If you'd rather just wander around the park instead of trying the different crafts, Murasaki Mura is a very pleasant walk. There are several different Ryukyu-style buildings to check out. Be sure to bring your camera. Murasaki Mura is very photogenic. Children may find the small petting zoo to be of interest with dozens of hens, roosters, and rabbits running wild. In fact, one of the humorous aspects of the park is the number of roosters and hens that seem to wander the park freely. Horse riding is also available for ¥500 for 5 minutes.
The park also has a small restaurant with a lunch buffet from 11 a.m. to 2:30 p.m. for ¥880 and dinner from 6:00 p.m. to 9 p.m. for ¥1,500. There is also a fairly large gift shop with a great variety of Okinawan goods including shisa, awamori, pottery, and more. Admission to Murasaki Mura is very inexpensive, but be sure to bring extra money for the extra crafts and activities. The entrance fee is ¥300 for elementary school students and younger children, ¥400 for middle school students, and ¥500 for Highschool students and adults. The park is open daily from 9 a.m. to 6 p.m., but you must enter the park before 5:30 p.m.

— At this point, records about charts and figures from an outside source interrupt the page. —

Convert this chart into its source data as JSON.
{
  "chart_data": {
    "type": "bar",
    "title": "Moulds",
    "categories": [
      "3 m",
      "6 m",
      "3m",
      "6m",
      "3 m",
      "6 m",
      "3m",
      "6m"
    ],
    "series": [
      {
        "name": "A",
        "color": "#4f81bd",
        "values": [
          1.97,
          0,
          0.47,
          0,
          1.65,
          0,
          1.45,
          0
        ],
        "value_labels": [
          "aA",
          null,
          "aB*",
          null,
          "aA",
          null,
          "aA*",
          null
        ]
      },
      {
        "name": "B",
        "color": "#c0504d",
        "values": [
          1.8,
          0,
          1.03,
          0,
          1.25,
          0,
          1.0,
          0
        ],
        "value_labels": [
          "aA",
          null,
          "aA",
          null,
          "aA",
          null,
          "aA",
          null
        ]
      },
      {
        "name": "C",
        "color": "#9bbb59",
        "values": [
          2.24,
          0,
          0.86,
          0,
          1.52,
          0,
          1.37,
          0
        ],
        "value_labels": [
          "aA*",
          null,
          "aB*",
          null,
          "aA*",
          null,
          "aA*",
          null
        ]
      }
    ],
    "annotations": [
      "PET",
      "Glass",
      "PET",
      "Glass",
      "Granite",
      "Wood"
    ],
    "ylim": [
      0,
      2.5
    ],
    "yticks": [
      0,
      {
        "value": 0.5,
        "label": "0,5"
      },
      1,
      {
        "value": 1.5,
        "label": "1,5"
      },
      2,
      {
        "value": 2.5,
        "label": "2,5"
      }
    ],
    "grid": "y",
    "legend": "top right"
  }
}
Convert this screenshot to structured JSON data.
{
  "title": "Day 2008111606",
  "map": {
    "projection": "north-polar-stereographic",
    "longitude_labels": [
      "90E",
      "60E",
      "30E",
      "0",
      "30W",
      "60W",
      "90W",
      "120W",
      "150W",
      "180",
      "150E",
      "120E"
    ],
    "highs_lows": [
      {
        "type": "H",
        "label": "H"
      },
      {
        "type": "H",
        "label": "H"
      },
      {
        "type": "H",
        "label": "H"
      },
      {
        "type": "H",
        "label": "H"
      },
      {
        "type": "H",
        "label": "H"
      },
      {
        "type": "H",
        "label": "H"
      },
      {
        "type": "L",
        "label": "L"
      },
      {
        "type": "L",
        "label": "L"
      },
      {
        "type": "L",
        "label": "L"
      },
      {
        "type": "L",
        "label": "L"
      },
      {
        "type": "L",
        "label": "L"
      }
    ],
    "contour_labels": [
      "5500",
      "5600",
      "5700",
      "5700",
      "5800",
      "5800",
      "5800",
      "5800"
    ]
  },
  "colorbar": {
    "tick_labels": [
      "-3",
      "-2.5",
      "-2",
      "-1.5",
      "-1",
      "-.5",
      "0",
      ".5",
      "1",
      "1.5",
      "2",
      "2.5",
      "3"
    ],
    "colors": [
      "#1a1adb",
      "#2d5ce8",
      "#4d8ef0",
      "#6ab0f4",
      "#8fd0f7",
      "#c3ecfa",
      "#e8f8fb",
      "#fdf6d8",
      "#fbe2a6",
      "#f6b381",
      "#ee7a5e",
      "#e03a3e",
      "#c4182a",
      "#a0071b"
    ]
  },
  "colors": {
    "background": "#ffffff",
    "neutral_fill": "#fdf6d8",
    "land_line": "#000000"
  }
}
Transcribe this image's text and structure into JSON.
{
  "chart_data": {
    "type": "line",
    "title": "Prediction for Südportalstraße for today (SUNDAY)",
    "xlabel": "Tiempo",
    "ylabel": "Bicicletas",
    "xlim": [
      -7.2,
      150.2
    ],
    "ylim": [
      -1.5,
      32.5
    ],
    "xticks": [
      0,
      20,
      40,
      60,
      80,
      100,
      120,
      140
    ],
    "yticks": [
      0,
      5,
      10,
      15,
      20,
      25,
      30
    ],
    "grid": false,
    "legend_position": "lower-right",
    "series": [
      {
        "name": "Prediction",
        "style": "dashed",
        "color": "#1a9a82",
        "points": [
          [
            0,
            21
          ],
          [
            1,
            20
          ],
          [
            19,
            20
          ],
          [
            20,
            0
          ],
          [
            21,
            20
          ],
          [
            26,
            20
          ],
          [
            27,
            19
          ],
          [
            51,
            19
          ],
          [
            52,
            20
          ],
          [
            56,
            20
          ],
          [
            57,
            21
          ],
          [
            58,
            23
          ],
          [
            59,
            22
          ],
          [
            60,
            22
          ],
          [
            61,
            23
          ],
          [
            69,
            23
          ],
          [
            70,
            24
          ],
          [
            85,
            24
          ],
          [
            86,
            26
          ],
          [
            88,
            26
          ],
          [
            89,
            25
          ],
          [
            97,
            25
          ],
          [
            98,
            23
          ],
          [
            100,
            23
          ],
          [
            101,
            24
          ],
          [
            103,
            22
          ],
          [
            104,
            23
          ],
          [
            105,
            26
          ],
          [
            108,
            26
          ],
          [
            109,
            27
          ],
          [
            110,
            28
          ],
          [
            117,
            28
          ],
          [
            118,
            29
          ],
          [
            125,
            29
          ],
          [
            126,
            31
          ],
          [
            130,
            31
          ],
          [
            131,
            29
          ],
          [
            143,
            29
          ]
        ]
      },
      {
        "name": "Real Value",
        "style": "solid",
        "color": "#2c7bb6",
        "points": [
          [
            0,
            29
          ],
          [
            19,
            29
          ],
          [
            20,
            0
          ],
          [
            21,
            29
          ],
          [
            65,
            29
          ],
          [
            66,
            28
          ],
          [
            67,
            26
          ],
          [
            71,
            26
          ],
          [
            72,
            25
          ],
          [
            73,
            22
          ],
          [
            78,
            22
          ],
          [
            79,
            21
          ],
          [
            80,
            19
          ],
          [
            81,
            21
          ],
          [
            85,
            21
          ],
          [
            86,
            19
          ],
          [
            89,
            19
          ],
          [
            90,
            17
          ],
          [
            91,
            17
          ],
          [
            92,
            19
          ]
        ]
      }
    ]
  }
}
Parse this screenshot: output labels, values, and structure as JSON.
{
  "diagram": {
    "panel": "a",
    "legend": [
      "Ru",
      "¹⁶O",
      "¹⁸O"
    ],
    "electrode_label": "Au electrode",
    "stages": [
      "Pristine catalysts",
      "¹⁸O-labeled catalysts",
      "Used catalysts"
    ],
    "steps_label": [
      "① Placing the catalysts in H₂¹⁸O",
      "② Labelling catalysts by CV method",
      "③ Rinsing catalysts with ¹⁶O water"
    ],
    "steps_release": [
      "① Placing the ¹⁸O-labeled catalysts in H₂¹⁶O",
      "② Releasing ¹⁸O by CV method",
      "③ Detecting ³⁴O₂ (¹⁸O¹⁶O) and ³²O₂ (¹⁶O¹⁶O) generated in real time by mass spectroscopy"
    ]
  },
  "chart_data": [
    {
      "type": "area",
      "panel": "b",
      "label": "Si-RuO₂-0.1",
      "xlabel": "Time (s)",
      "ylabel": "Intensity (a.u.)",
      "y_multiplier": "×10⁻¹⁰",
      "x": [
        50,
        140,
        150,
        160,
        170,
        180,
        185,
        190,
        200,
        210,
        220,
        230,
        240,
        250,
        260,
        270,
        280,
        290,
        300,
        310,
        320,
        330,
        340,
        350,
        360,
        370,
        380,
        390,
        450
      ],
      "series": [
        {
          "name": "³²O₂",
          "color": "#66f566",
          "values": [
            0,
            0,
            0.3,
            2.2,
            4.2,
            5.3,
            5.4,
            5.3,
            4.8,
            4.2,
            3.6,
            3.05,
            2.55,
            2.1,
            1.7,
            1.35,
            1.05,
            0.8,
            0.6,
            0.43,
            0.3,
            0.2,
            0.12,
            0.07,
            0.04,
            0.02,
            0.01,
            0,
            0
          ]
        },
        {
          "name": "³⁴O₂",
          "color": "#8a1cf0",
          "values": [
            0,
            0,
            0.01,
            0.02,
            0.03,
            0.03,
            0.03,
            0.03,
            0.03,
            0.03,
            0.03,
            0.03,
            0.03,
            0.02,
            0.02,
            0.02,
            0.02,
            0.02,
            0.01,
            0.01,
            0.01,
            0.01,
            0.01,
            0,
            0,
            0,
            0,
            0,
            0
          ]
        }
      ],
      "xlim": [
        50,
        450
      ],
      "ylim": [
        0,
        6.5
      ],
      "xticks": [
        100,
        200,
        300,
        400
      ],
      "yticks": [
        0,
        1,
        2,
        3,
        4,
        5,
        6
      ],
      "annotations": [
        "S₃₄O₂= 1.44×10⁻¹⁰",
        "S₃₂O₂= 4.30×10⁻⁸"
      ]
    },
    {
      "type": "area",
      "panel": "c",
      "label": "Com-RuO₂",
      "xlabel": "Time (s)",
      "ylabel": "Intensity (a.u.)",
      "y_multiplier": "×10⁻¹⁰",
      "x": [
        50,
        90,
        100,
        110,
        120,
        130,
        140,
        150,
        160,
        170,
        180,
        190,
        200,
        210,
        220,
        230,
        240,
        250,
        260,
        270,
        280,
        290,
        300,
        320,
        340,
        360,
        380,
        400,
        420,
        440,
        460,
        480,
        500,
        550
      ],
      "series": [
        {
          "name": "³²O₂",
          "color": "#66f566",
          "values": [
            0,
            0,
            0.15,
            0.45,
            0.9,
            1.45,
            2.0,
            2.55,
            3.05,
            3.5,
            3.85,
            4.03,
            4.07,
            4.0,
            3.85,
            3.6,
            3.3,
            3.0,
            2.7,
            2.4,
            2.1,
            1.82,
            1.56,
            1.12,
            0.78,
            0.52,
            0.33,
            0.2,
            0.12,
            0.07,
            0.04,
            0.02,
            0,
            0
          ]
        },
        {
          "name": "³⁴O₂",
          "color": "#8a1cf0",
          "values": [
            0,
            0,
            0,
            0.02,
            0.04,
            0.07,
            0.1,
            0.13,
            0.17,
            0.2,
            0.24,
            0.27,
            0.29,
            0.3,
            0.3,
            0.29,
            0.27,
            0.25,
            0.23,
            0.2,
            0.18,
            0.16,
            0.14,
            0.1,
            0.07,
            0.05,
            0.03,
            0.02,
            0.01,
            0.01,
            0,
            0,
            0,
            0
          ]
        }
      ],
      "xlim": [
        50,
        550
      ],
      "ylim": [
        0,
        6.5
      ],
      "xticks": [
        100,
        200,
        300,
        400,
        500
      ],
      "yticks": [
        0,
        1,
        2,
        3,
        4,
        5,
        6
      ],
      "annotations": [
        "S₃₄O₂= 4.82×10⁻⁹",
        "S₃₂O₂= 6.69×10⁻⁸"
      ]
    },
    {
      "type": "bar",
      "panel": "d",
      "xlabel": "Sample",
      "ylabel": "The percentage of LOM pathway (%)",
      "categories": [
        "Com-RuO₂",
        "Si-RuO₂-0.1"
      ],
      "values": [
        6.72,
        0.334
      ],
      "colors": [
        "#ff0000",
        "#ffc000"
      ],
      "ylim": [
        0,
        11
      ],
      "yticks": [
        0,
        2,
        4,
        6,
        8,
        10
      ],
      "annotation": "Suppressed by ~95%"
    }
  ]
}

Driving to Murasaki Mura is pretty easy. Head north on highway 58 past Kadena Circle towards Yomitan village. Turn left at the Iramina intersection onto route 6. A Lawson convenience store will be on your left. Head straight past Torii Station, and when route 6 splits to the left and right in a Y-shape, keep to your left. After the road splits, turn left towards the ocean and then turn right. Drive about 700 more meters and you'll be right next to Murasaki mura. Free parking is available. If you drive too far, you'll reach the Alivila Hotel. For more information, check out their website (Japanese) at www.murasakimura.com.
When you enter Murasaki Mura, you'll be given an all-Japanese language pamphlet of park information. On the map, there are several different keypoints listed by number. Here is an English translation to help make your visit a little easier and more enjoyable.
Locations on pamphlet map
1. Okinawa home cooking facility
2. Okinawa traditional candy-making facility
3. Candle art
4. Ryukyu indigo dying
5. Basho-himo accessories
6. Coloring shisa, and shisa explanation class
7. Bingatta explanation & lesson
8. Wall hanging shisa lesson & Mini-shisa
9. Weaving (hanaori) - Ryukyu dress-up
10. Handmade can-sanshin
11. Seashell & Coral wind chime
12. Weaving (lunch mat)
13. Yachimun pottery
14. Handmade brown sugar
15. Ryukyu glass making
16. Horse riding
Also, there is a small go-cart race track right behind the Murasaki Mura parking lot called the Kukuru Yomitan Circuit. This place is a blast! Here you can race for 5 minutes--about 5 to 10 laps--for ¥1,200 for adults or ¥600 for high school students and younger children.